Poor Man’s Hajj

Every year during hajj, thousands of Muslims travel to Mecca, Saudi Arabia, and participate in rituals. Hajj is the fifth pillar of Islam, meaning it’s a required part of the faith — for those who can afford it.


Poor and underprivileged Sufi Muslims of Egypt and North Africa might plan hajj as their only trip abroad in their lives, often as their plan for retirement. However, life obligations usually deplete their resources before achieving their life dream. In Humaithara Valley, a desert region in eastern Egypt, the annual moulid of Sheikh Abu al-Hassan al-Shazly provides a temporary solution.


This “poor men’s hajj” was inspired by the hajj of Sheikh Abu al-Hassan al-Shazly, the founder of the Shadhili sect of Sufism, with his disciples. The sheikh was traveling from Morocco to Mecca and died near the Red Sea in Humaithara Valley, where his disciples buried him; the site later became a shrine. In Islam, those who die during their pilgrimage are traditionally accorded the same status as those who reach Mecca.


Poor Sufi Muslims find solace and inspiration in the trial of Sheikh Abu al-Hassan al-Shazly and the story of his hajj. Pilgrims follow the sheikh’s steps, and his shrine is their destination, where they commemorate his death.


At a transportation hub in Edfu, Aswan, about 300 kilometers northwest of Humaithara Valley, families and friends gather before sunrise to prepare their trucks for travel. Sheikh Shady, who is from Luxor,  rents a pickup truck and brings the wood and rope required to create a second level on the roof of the truck. A man with auto-mechanical experience checks on the truck’s motor. Young men who accompany Sheikh Shady fill barrels of water for the trip. The truck driver brings water in a bucket and washes the rear window, the front cabin and the four wheels with a yellow sponge. Omar, 9, who arrived with his father, takes care of a goat they brought to slaughter for the feast. Other men bring chairs from a street cafe for women and children to rest until the preparations are ready.

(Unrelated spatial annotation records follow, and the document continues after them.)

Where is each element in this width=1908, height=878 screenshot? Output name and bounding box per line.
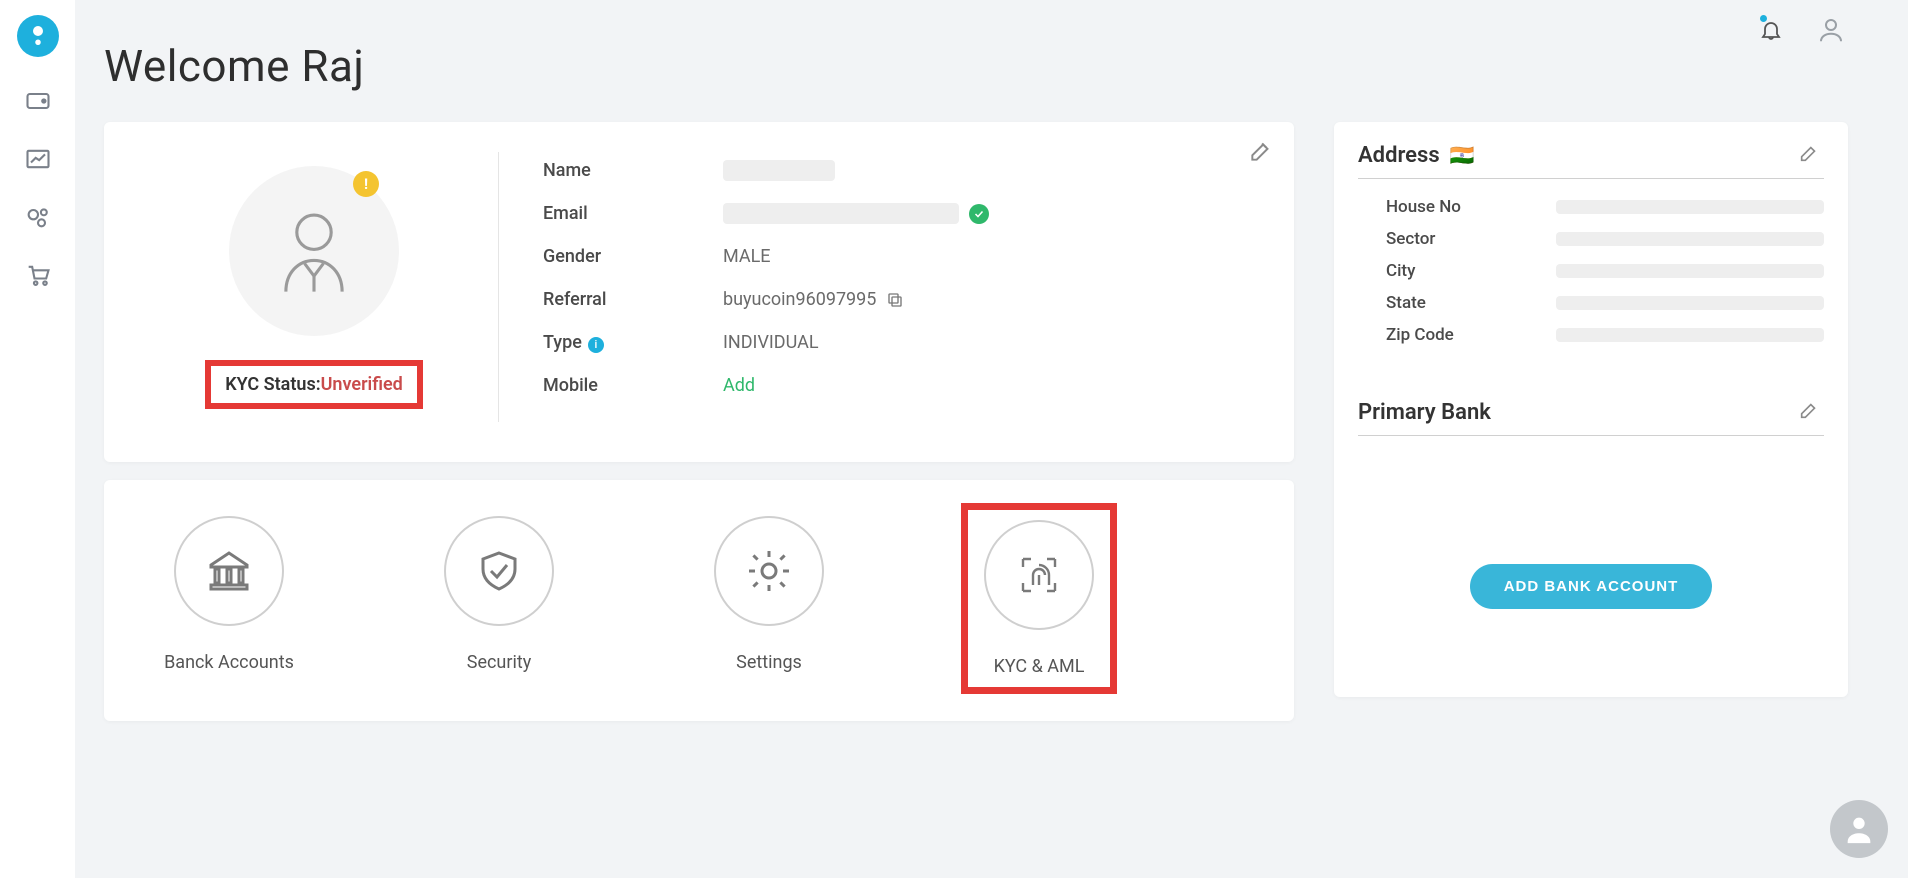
warning-badge-icon: !	[353, 171, 379, 197]
shield-icon	[444, 516, 554, 626]
fingerprint-icon	[984, 520, 1094, 630]
mobile-label: Mobile	[543, 375, 723, 396]
verified-check-icon	[969, 204, 989, 224]
cart-icon[interactable]	[24, 261, 52, 289]
copy-icon[interactable]	[886, 291, 904, 309]
zip-label: Zip Code	[1386, 325, 1556, 345]
profile-card: ! KYC Status:Unverified Name R Email	[104, 122, 1294, 462]
wallet-icon[interactable]	[24, 87, 52, 115]
sector-label: Sector	[1386, 229, 1556, 249]
sidebar	[0, 0, 75, 878]
name-value: R	[723, 160, 835, 181]
house-no-value	[1556, 200, 1824, 214]
bank-accounts-label: Banck Accounts	[164, 652, 294, 673]
add-mobile-link[interactable]: Add	[723, 375, 755, 396]
settings-action[interactable]: Settings	[704, 516, 834, 681]
actions-card: Banck Accounts Security Settings	[104, 480, 1294, 721]
avatar: !	[229, 166, 399, 336]
app-logo[interactable]	[17, 15, 59, 57]
address-bank-card: Address 🇮🇳 House No Sector City State Zi…	[1334, 122, 1848, 697]
kyc-aml-label: KYC & AML	[994, 656, 1085, 677]
india-flag-icon: 🇮🇳	[1450, 143, 1475, 167]
address-title: Address	[1358, 143, 1440, 168]
info-icon[interactable]: i	[588, 337, 604, 353]
kyc-status-value: Unverified	[321, 374, 403, 395]
support-chat-button[interactable]	[1830, 800, 1888, 858]
page-title: Welcome Raj	[104, 40, 1848, 92]
kyc-status-label: KYC Status:	[225, 374, 320, 395]
kyc-aml-action[interactable]: KYC & AML	[974, 516, 1104, 681]
chart-icon[interactable]	[24, 145, 52, 173]
zip-value	[1556, 328, 1824, 342]
referral-label: Referral	[543, 289, 723, 310]
name-label: Name	[543, 160, 723, 181]
gear-icon	[714, 516, 824, 626]
email-label: Email	[543, 203, 723, 224]
primary-bank-title: Primary Bank	[1358, 400, 1491, 425]
security-action[interactable]: Security	[434, 516, 564, 681]
state-value	[1556, 296, 1824, 310]
city-value	[1556, 264, 1824, 278]
sector-value	[1556, 232, 1824, 246]
edit-profile-button[interactable]	[1248, 138, 1274, 164]
edit-bank-button[interactable]	[1798, 399, 1824, 425]
divider	[498, 152, 499, 422]
bank-icon	[174, 516, 284, 626]
type-label: Typei	[543, 332, 723, 353]
state-label: State	[1386, 293, 1556, 313]
edit-address-button[interactable]	[1798, 142, 1824, 168]
settings-label: Settings	[736, 652, 802, 673]
city-label: City	[1386, 261, 1556, 281]
email-value: r 4@gmail.com	[723, 203, 959, 224]
security-label: Security	[467, 652, 531, 673]
bank-accounts-action[interactable]: Banck Accounts	[164, 516, 294, 681]
bubbles-icon[interactable]	[24, 203, 52, 231]
referral-value: buyucoin96097995	[723, 289, 876, 310]
type-value: INDIVIDUAL	[723, 332, 819, 353]
house-no-label: House No	[1386, 197, 1556, 217]
add-bank-account-button[interactable]: ADD BANK ACCOUNT	[1470, 564, 1713, 609]
gender-value: MALE	[723, 246, 771, 267]
kyc-status: KYC Status:Unverified	[205, 360, 423, 409]
gender-label: Gender	[543, 246, 723, 267]
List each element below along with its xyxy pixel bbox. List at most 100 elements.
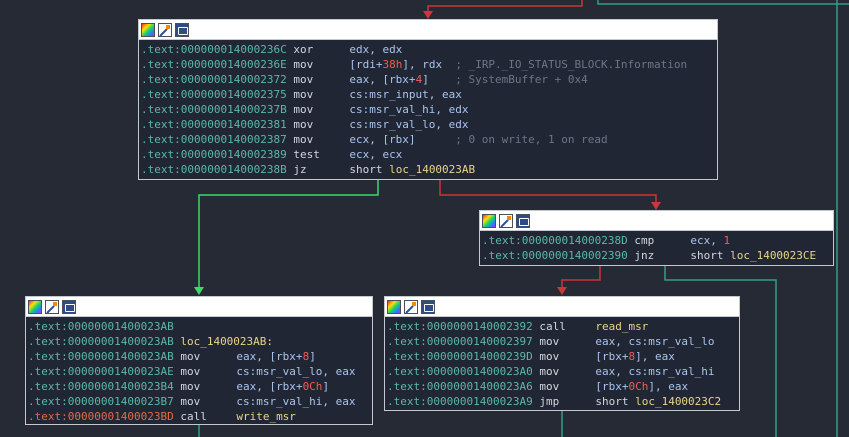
asm-line[interactable]: .text:000000014000238B jz short loc_14000… [141, 162, 717, 177]
operand[interactable]: short [349, 162, 389, 177]
operand[interactable]: [rbx+ [595, 379, 628, 394]
mnemonic[interactable]: mov [539, 364, 595, 379]
color-palette-icon[interactable] [28, 299, 42, 314]
operand[interactable]: 1 [723, 233, 730, 248]
operand[interactable]: eax, [rbx+ [349, 72, 415, 87]
mnemonic[interactable]: mov [293, 102, 349, 117]
asm-line[interactable]: .text:0000000140002387 mov ecx, [rbx] ; 0… [141, 132, 717, 147]
code-label[interactable]: write_msr [236, 409, 296, 424]
asm-line[interactable]: .text:0000000140002392 call read_msr [387, 319, 739, 334]
color-palette-icon[interactable] [141, 22, 155, 37]
operand[interactable]: ], eax [648, 379, 688, 394]
address[interactable]: .text:0000000140002392 [387, 319, 533, 334]
asm-line[interactable]: .text:000000014000237B mov cs:msr_val_hi,… [141, 102, 717, 117]
asm-line[interactable]: .text:00000001400023AB loc_1400023AB: [28, 334, 372, 349]
mnemonic[interactable]: jmp [539, 394, 595, 409]
operand[interactable]: 0Ch [303, 379, 323, 394]
address[interactable]: .text:000000014000237B [141, 102, 287, 117]
mnemonic[interactable]: mov [293, 132, 349, 147]
operand[interactable]: 8 [303, 349, 310, 364]
address[interactable]: .text:0000000140002397 [387, 334, 533, 349]
graph-overview-icon[interactable] [175, 22, 189, 37]
code-block-236C[interactable]: .text:000000014000236C xor edx, edx .text:… [138, 19, 718, 180]
address[interactable]: .text:0000000140002387 [141, 132, 287, 147]
mnemonic[interactable]: mov [180, 394, 236, 409]
mnemonic[interactable]: mov [180, 364, 236, 379]
operand[interactable]: cs:msr_val_lo, eax [236, 364, 355, 379]
asm-line[interactable]: .text:00000001400023AB [28, 319, 372, 334]
graph-overview-icon[interactable] [516, 213, 530, 228]
operand[interactable]: ecx, [rbx] [349, 132, 415, 147]
asm-line[interactable]: .text:00000001400023B4 mov eax, [rbx+ 0Ch] [28, 379, 372, 394]
address[interactable]: .text:00000001400023B4 [28, 379, 174, 394]
address[interactable]: .text:0000000140002390 [482, 248, 628, 263]
address[interactable]: .text:00000001400023BD [28, 409, 174, 424]
mnemonic[interactable]: test [293, 147, 349, 162]
operand[interactable]: short [595, 394, 635, 409]
asm-line[interactable]: .text:00000001400023AB mov eax, [rbx+ 8] [28, 349, 372, 364]
address[interactable]: .text:000000014000238D [482, 233, 628, 248]
operand[interactable]: eax, cs:msr_val_lo [595, 334, 714, 349]
address[interactable]: .text:00000001400023AB [28, 334, 174, 349]
code-label[interactable]: loc_1400023CE [730, 248, 816, 263]
asm-line[interactable]: .text:00000001400023BD call write_msr [28, 409, 372, 424]
mnemonic[interactable]: mov [293, 117, 349, 132]
asm-line[interactable]: .text:00000001400023A6 mov [rbx+ 0Ch], eax [387, 379, 739, 394]
address[interactable]: .text:000000014000236E [141, 57, 287, 72]
code-block-2392[interactable]: .text:0000000140002392 call read_msr .text… [384, 296, 740, 411]
operand[interactable]: eax, cs:msr_val_hi [595, 364, 714, 379]
address[interactable]: .text:00000001400023A6 [387, 379, 533, 394]
address[interactable]: .text:00000001400023AB [28, 319, 174, 334]
code-label[interactable]: loc_1400023AB: [180, 334, 273, 349]
code-block-23AB[interactable]: .text:00000001400023AB .text:00000001400… [25, 296, 373, 425]
mnemonic[interactable]: jnz [634, 248, 690, 263]
operand[interactable]: 0Ch [628, 379, 648, 394]
operand[interactable]: ], rdx [402, 57, 442, 72]
address[interactable]: .text:000000014000236C [141, 42, 287, 57]
address[interactable]: .text:0000000140002381 [141, 117, 287, 132]
address[interactable]: .text:000000014000238B [141, 162, 287, 177]
operand[interactable]: ] [322, 379, 329, 394]
code-block-238D[interactable]: .text:000000014000238D cmp ecx, 1 .text:00… [479, 210, 834, 266]
operand[interactable]: cs:msr_val_lo, edx [349, 117, 468, 132]
operand[interactable]: 8 [628, 349, 635, 364]
operand[interactable]: [rdi+ [349, 57, 382, 72]
asm-line[interactable]: .text:00000001400023A9 jmp short loc_1400… [387, 394, 739, 409]
operand[interactable]: [rbx+ [595, 349, 628, 364]
mnemonic[interactable]: mov [293, 57, 349, 72]
address[interactable]: .text:0000000140002372 [141, 72, 287, 87]
address[interactable]: .text:00000001400023AE [28, 364, 174, 379]
operand[interactable]: cs:msr_input, eax [349, 87, 462, 102]
asm-line[interactable]: .text:00000001400023A0 mov eax, cs:msr_va… [387, 364, 739, 379]
asm-line[interactable]: .text:0000000140002390 jnz short loc_1400… [482, 248, 833, 263]
operand[interactable]: ecx, ecx [349, 147, 402, 162]
code-label[interactable]: read_msr [595, 319, 648, 334]
mnemonic[interactable]: mov [293, 87, 349, 102]
asm-line[interactable]: .text:00000001400023B7 mov cs:msr_val_hi,… [28, 394, 372, 409]
asm-line[interactable]: .text:000000014000236E mov [rdi+ 38h], rdx… [141, 57, 717, 72]
edit-pencil-icon[interactable] [45, 299, 59, 314]
operand[interactable]: ] [309, 349, 316, 364]
operand[interactable]: cs:msr_val_hi, edx [349, 102, 468, 117]
graph-overview-icon[interactable] [62, 299, 76, 314]
mnemonic[interactable] [180, 319, 236, 334]
address[interactable]: .text:00000001400023A0 [387, 364, 533, 379]
mnemonic[interactable]: xor [293, 42, 349, 57]
operand[interactable]: 4 [416, 72, 423, 87]
color-palette-icon[interactable] [387, 299, 401, 314]
color-palette-icon[interactable] [482, 213, 496, 228]
graph-overview-icon[interactable] [421, 299, 435, 314]
operand[interactable]: ecx, [690, 233, 723, 248]
asm-line[interactable]: .text:0000000140002397 mov eax, cs:msr_va… [387, 334, 739, 349]
operand[interactable]: ], eax [635, 349, 675, 364]
asm-line[interactable]: .text:0000000140002389 test ecx, ecx [141, 147, 717, 162]
edit-pencil-icon[interactable] [499, 213, 513, 228]
asm-line[interactable]: .text:000000014000236C xor edx, edx [141, 42, 717, 57]
operand[interactable]: 38h [382, 57, 402, 72]
operand[interactable]: ] [422, 72, 429, 87]
code-label[interactable]: loc_1400023AB [389, 162, 475, 177]
address[interactable]: .text:00000001400023B7 [28, 394, 174, 409]
address[interactable]: .text:0000000140002389 [141, 147, 287, 162]
asm-line[interactable]: .text:0000000140002375 mov cs:msr_input, … [141, 87, 717, 102]
mnemonic[interactable]: mov [539, 349, 595, 364]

A few hours were spent packing up and getting ready to go, with time for one last bathroom break and phone call before the cell reception disappears. Women, children, and the goat occupy the bottom level of the truck along with food, water, and a gas cylinder for cooking. The men take their place on the upper level of the pickup truck. Some sleep immediately, after the long night of work, while the rest chant praises to the rhythm of a tambourine; chants to God, the Prophet Mohamed and Sheikh al-Shazly with jubilation: “Shazly Abu al-Hassan, we are the sons of Abu al-Hassan. Our sheikh in the mountains. Hey grandma, where are you going with that velvet bag? I am going to visit the Prophet Mohamed and the sacred Kaaba.”


Nine hours later, the group run out of water, and all are exhausted from the heat of the sun. Eventually, the truck reaches the Humaithara Valley.


The shrine of Sheikh Abu al-Hassan al-Shazly is the first site pilgrims visit upon arrival. Worshippers move around the sanctuary counter-clockwise, as pilgrims do around the sacred Kaaba in Mecca. ُThe pilgrims climb the mountain of Humaithara, as they would Mount Arafat in Saudi Arabia and later in the day, the practitioners gather for meals, and  prayer rituals with chanting, music and dancing.